The friction in Indo-Nepal ties shows no signs of abating, and in the latest development, the Oli government has tabled the Constitution Amendment Bill that seeks to adopt a revised political map of the landlocked country which shows integral parts of India- Lipulekh, Limpiyadhura and Kalapani in Nepalese territory. The Bill was tabled by Nepal’s Law Minister Shiva Maya Tumbahangphe.
This comes days after Nepal’s Deputy Prime Minister and Defence Minister Ishwor Pokhrel’s utterly objectionable and pernicious remarks that Nepal’s Army would fight if necessary. Pokhrel had said, “It (Nepal’s Army) would definitely play its role in the right time, as per the directives of the government based on our Constitution… If needed, it will fight.”
Earlier, the Oli government had stumbled upon a roadblock in its attempt to get the revised political map adopted as the main Opposition Party- Nepali Congress had said that it needed more time to arrive on a decision over the matter.
Since, formalisation of the revised political map is a Constitutional Amendment, it requires a two-thirds majority in the country’s Parliament. But this hiatus in Prime Minister Oli’s ‘irredentism’ has ended as the Nepali Congress has now stated that it would vote in favour of the Constitution Amendment Bill.
The Oli goverment has yet again upped the ante and NDTV has reported that according to sources, it usually takes a month to pass a Constitution Amendment Bill in Nepal’s Parliament. But this time around, the country’s Parliament is showing a strange sense of urgency and it might bypass several procedures to pave the way for the passage of adopting the revised political map within ten days.
With this move, the Communist regime in Nepal is blatantly disregarding India’s security and strategic interests. Recently, India had inaugurated the Dharchula-Lipulekh road link that gives India a strategic vantage point against China, only 4 kilometres away from the Sino-India border.
Nepal has started disputing Indian territory ever since the road was inaugurated hampering India’s security interests. India has been guarding the now disputed, territory since the 1962 Sino-India war, and not once did Kathamndu protest in the last 58 years or so. Now, suddenly it happens to have an issue, which it is also documenting constitutionally.

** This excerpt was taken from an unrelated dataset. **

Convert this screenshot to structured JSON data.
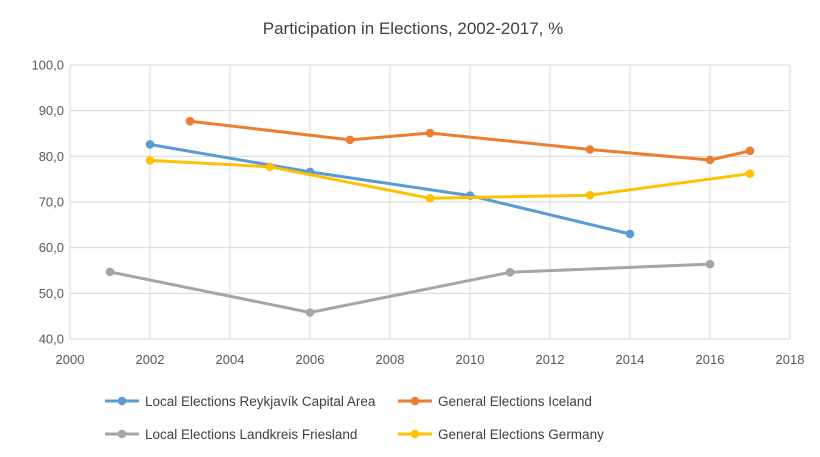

But Oli’s sudden offensive still doesn’t have complete consensus within Nepal. The parties from the plains or Madhes region that battles exclusionism within Nepal’s political framework is not very keen on supporting the latest Constitution Amendment Bill.
Upendra Yadav, leader of the Samajbadi Party, which has been at the forefront of the campaign for Madhesis struggle, has not explicitly supported the Bill.
Yadav said, “We have not decided to support or oppose the amendment bill till now. The main issue is that the bill has the single agenda of ratifying the map but we want it to reflect other concerns of the country too.”
The Constitution Amendment Bill only worsens the diplomatic offensive that Oli has initiated against New Delhi. The numbers game in Nepal’s Parliament is such that it won’t make a difference if Madhesis support or oppose the Bill. But this at least hints at deep divisions within Nepal’s body politic.
India continues to reject Nepal’s frivolous claims on the Indian territory, describing them as “unilateral” and not based on historical facts.
Meanwhile, India remains open to dialogue even though a recent attempt for a conversation between PM Modi and his Nepalese counterpart KP Sharma Oli couldn’t materialise. As per latest reports, a similar telephonic conversation could take place between the two leaders in the near future.